David Stuart (March 12, 1816 – September 12, 1868) was a politician from the U.S. state of Michigan and an officer in the Union Army during the American Civil War.

Early life and education
Stuart was born in Brooklyn, New York, the son of Robert Stuart, discoverer of the South Pass in Wyoming. He attended Phillips Academy, Oberlin College, and Amherst College, graduating in 1838. He studied law, was admitted to the bar and commenced practice in Detroit.

Career
He was elected as a Democrat to the 33rd Congress, serving from March 4, 1853, to March 3, 1855. He chaired the Committee on Expenditures in the Department of the Treasury.

He was an unsuccessful candidate for reelection in 1854 to the 34th Congress, and left for Chicago, to become lawyer for the Illinois Central Railroad.

Civil War
Stuart moved to Chicago, and enlisted in the Union Army. He raised 2,000 volunteers and equipped them at his own expense.

He was commissioned lieutenant colonel of the 42nd Regiment, Illinois Volunteer Infantry, July 22, 1861, and then colonel of the 55th Illinois Volunteer Infantry Regiment, October 31, 1861.

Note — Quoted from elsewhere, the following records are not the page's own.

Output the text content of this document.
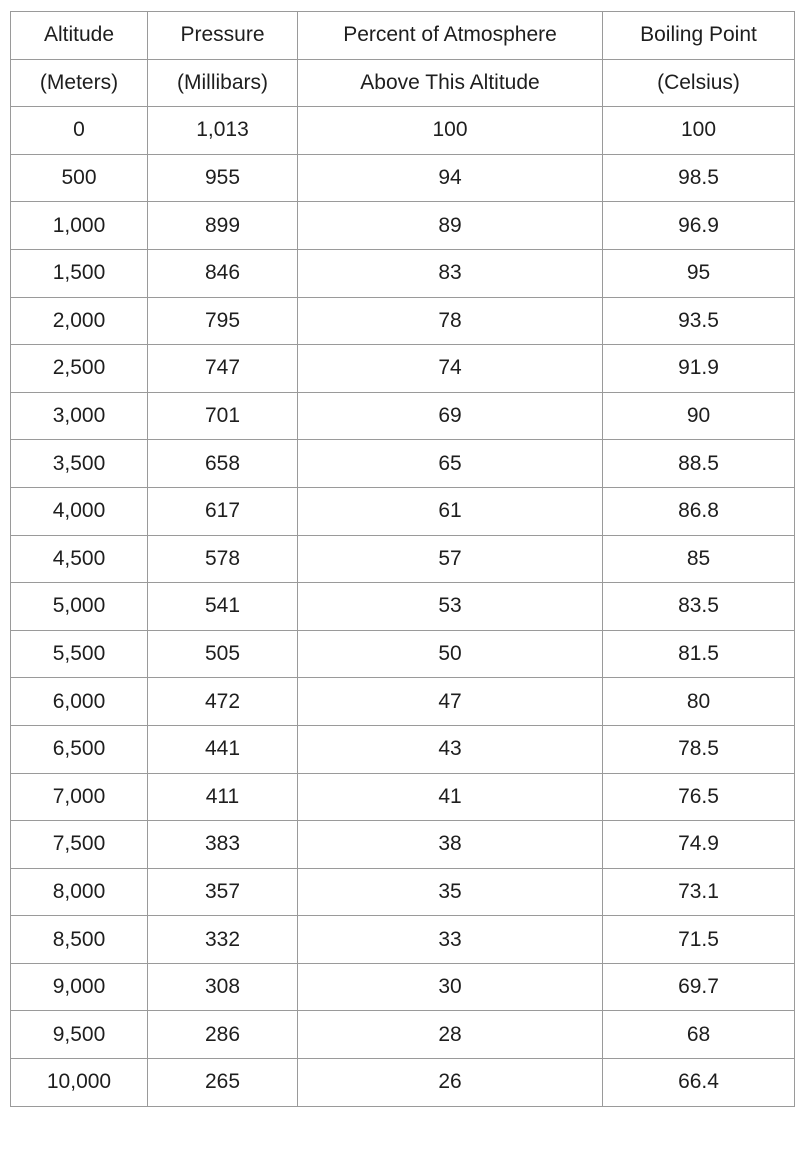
Altitude	Pressure	Percent of Atmosphere	Boiling Point
(Meters)	(Millibars)	Above This Altitude	(Celsius)
0	1,013	100	100
500	955	94	98.5
1,000	899	89	96.9
1,500	846	83	95
2,000	795	78	93.5
2,500	747	74	91.9
3,000	701	69	90
3,500	658	65	88.5
4,000	617	61	86.8
4,500	578	57	85
5,000	541	53	83.5
5,500	505	50	81.5
6,000	472	47	80
6,500	441	43	78.5
7,000	411	41	76.5
7,500	383	38	74.9
8,000	357	35	73.1
8,500	332	33	71.5
9,000	308	30	69.7
9,500	286	28	68
10,000	265	26	66.4
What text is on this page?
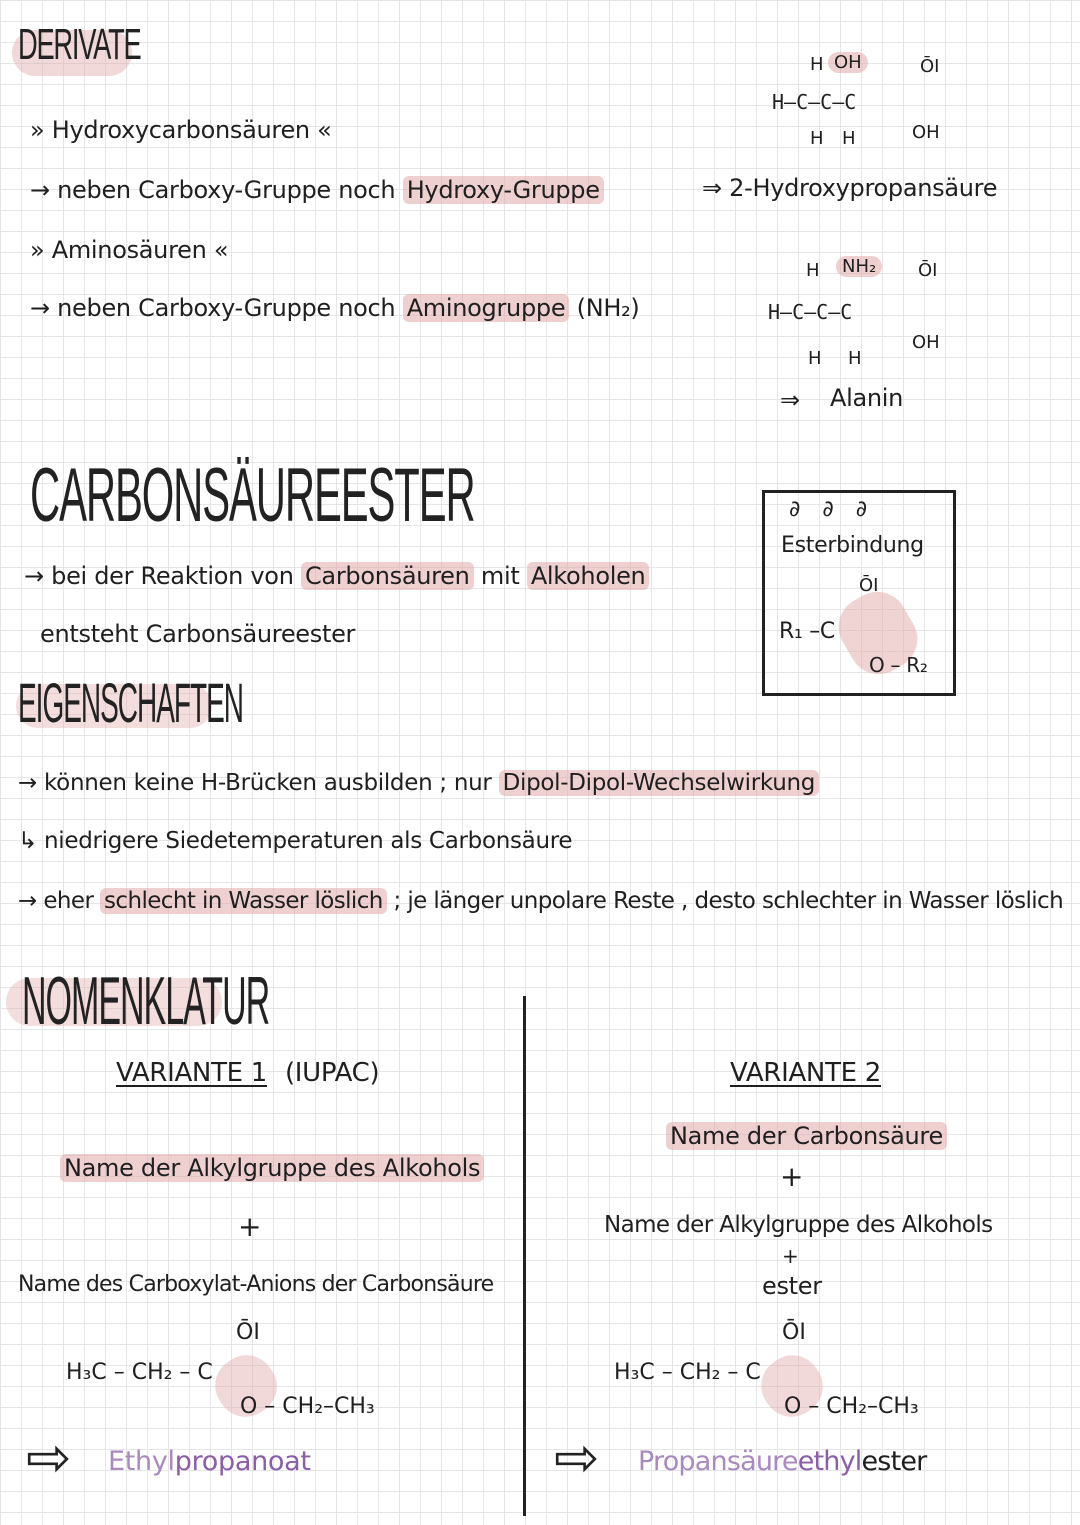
DERIVATE
» Hydroxycarbonsäuren «
→ neben Carboxy-Gruppe noch Hydroxy-Gruppe
» Aminosäuren «
→ neben Carboxy-Gruppe noch Aminogruppe (NH₂)
H OH	ŌI
H–C–C–C
H H	OH
⇒ 2-Hydroxypropansäure
H	NH₂	ŌI
H–C–C–C
H H
OH
⇒ Alanin
CARBONSÄUREESTER
→ bei der Reaktion von Carbonsäuren mit Alkoholen
entsteht Carbonsäureester
∂∂∂
Esterbindung
ŌI
R₁ –C
O – R₂
EIGENSCHAFTEN
→ können keine H-Brücken ausbilden ; nur Dipol-Dipol-Wechselwirkung
↳ niedrigere Siedetemperaturen als Carbonsäure
→ eher schlecht in Wasser löslich ; je länger unpolare Reste , desto schlechter in Wasser löslich
NOMENKLATUR
VARIANTE 1 (IUPAC)
Name der Alkylgruppe des Alkohols
+
Name des Carboxylat-Anions der Carbonsäure
ŌI
H₃C – CH₂ – C
O – CH₂–CH₃
⇨ Ethylpropanoat
VARIANTE 2
Name der Carbonsäure
+
Name der Alkylgruppe des Alkohols
+
ester
ŌI
H₃C – CH₂ – C
O – CH₂–CH₃
⇨ Propansäureethylester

He commanded the 2nd Brigade in William T. Sherman's division at the Battle of Shiloh and was badly wounded. He was appointed brigadier general of volunteers, November 29, 1862.

During the Vicksburg Campaign he led his brigade at the Battle of Chickasaw Bayou and at the Arkansas Post.

On March 11, 1863, the U.S. Senate declined to confirm his nomination to brigadier general, and Stuart resigned on April 3, 1863.

Later life and death
Stuart resumed the practice of law in Detroit, where he died and is interred in Elmwood Cemetery.

See also

 Bibliography of the American Civil War

References

Sources

 Retrieved on 2008-02-15
The Political Graveyard
Elmwood Cemetery Biography on David Stuart

External links

1816 births
1868 deaths
Politicians from Brooklyn
Democratic Party members of the United States House of Representatives from Michigan
Politicians from Chicago
19th-century American politicians
Amherst College alumni
People of Illinois in the American Civil War
Union Army officers
Burials at Elmwood Cemetery (Detroit)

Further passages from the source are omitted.